Containers-roadmap: [EKS] [request]: More CloudWatch Metrics and Configuration

Created on 27 Oct 2019 · 2Comments · Source: aws/containers-roadmap

Which service(s) is this request for?
EKS

Tell us about your request
And after setting up and taking a look into the CloudWatch Container Insights for Amazon EKS, I think this is a good way to collect the logs and metrics for Kubernetes. However, I think the CloudWatch Agent is now lack of configurations and metrics to make it more useful. The following is the configurations and metrics that I suggest:

Configurations

Ability to select which namespaces to collect the metrics
Ability to select which app to collect the metrics. The labels could be used for this config, for example: labels.app or labels.k8s-app
Ability to select which metrics to collect

Metrics

node and pod memory utilization in bytes
node and pod cpu utilization in mili core
container memory page faults
the metrics should collected for separated pods. Now it was collected for deployments, daemon sets... under the name PodName. And I think it is not really helpful because the problem can occurs on a single pod of the deployments while the metrics is sum of all the pods.
The Alarm can be trigger by every single pod of the deployment.
The health condition of a job or cron-job: number of jobs created, number of the success and failed jobs...

EKS Proposed

Source

khacminh

👍12

Most helpful comment

For most organization metrics are a good portion of the infrastructure and require multiple tools to achieve this. Nowadays also, companies are migrating to EKS or already using it for a while and they still lack this kind of metrics unless they add another layer in their toolset. With the release of Container Insights, everyone thought that they were going to be able to finish transferring everything to their CloudWatch dashboards and alarms but when they realized that the metrics were very little they end up deciding not to use it.

EKS has a lot of other things more than filesystem usage in the node and super basic networking metrics. People want to know if their deployments went successful or if a node it's ready to use, or how many pods are in wait mode or nodes if they are schedulable or not.

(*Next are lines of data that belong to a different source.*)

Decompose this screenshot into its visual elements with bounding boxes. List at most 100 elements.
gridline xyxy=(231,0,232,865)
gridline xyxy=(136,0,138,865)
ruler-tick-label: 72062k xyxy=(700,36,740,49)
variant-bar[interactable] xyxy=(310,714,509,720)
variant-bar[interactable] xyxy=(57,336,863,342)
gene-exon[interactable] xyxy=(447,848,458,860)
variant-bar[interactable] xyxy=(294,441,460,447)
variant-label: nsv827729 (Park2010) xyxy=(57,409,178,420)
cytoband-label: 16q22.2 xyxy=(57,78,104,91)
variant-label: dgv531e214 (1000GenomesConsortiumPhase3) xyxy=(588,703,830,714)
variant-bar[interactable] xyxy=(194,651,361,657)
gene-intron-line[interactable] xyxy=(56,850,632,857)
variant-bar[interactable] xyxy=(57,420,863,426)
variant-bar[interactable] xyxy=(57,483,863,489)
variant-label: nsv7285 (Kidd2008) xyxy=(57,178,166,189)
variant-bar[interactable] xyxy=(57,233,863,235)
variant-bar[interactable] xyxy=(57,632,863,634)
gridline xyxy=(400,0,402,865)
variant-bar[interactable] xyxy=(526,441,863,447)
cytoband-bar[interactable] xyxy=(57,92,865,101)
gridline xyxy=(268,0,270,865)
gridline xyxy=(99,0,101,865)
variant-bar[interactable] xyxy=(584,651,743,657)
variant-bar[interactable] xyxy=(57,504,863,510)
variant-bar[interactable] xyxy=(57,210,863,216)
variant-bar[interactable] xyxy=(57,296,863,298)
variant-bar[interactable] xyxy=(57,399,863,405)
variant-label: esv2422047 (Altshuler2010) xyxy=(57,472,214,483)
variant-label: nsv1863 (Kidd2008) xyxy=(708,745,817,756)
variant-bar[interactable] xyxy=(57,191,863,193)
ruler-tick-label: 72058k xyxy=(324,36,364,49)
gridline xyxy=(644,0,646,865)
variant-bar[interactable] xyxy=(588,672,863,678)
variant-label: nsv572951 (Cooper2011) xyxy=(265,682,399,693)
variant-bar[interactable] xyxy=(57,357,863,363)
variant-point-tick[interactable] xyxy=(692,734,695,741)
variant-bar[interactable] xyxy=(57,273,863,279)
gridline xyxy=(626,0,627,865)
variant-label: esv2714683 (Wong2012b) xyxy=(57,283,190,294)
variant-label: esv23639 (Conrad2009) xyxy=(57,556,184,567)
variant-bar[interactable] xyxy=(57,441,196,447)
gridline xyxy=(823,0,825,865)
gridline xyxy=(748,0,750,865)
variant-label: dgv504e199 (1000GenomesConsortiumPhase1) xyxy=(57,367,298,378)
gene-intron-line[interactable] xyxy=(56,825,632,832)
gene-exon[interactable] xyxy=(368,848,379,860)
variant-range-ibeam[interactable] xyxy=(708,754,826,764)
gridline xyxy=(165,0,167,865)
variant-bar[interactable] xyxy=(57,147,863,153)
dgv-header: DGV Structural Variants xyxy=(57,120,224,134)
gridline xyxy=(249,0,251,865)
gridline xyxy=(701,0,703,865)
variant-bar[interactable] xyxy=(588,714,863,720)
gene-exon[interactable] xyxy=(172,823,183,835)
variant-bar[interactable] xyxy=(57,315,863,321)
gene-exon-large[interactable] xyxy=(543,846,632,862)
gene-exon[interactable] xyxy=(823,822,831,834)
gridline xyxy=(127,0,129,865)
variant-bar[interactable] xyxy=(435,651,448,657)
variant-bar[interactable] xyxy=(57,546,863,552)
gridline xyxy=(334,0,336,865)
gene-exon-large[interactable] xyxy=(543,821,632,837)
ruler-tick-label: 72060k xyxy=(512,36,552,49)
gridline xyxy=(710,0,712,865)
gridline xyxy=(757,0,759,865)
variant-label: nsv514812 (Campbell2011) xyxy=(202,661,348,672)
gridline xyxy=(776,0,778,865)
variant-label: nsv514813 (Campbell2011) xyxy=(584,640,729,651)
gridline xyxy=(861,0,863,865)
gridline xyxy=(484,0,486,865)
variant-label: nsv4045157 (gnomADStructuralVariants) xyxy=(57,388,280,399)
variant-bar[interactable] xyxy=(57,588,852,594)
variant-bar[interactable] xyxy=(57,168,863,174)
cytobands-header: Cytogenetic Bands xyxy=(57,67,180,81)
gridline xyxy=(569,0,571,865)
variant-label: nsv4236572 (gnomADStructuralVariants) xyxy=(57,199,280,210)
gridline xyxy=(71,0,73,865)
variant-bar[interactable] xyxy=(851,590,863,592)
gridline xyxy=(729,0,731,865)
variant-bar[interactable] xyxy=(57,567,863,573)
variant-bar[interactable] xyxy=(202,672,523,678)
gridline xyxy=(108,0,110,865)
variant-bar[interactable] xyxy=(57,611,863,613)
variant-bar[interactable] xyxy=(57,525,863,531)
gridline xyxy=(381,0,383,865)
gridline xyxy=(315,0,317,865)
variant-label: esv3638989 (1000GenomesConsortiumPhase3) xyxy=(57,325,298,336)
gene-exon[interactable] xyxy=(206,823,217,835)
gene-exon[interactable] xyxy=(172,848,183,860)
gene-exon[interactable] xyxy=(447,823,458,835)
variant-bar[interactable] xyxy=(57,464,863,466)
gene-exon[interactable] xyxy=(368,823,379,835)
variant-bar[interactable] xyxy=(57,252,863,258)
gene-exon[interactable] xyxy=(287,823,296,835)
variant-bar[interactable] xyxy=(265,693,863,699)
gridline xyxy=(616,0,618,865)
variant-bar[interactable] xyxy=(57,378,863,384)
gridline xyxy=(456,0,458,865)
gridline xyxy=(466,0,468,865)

If the deployments were paused for too long and many other things (daemon sets, replica sets, services, deployments), and some other super useful ones like if their services are generating HTTP errors (3xx, 4xx, 5xx).

I feel if CloudWatch team steps up and adds this to the scope, to be able to get more metrics out of ContainerInsights will make most of the companies start using a lot more their monitoring services.

Now my question goes, does CloudWatch team or the team that owns this kind of project, set a roadmap for this?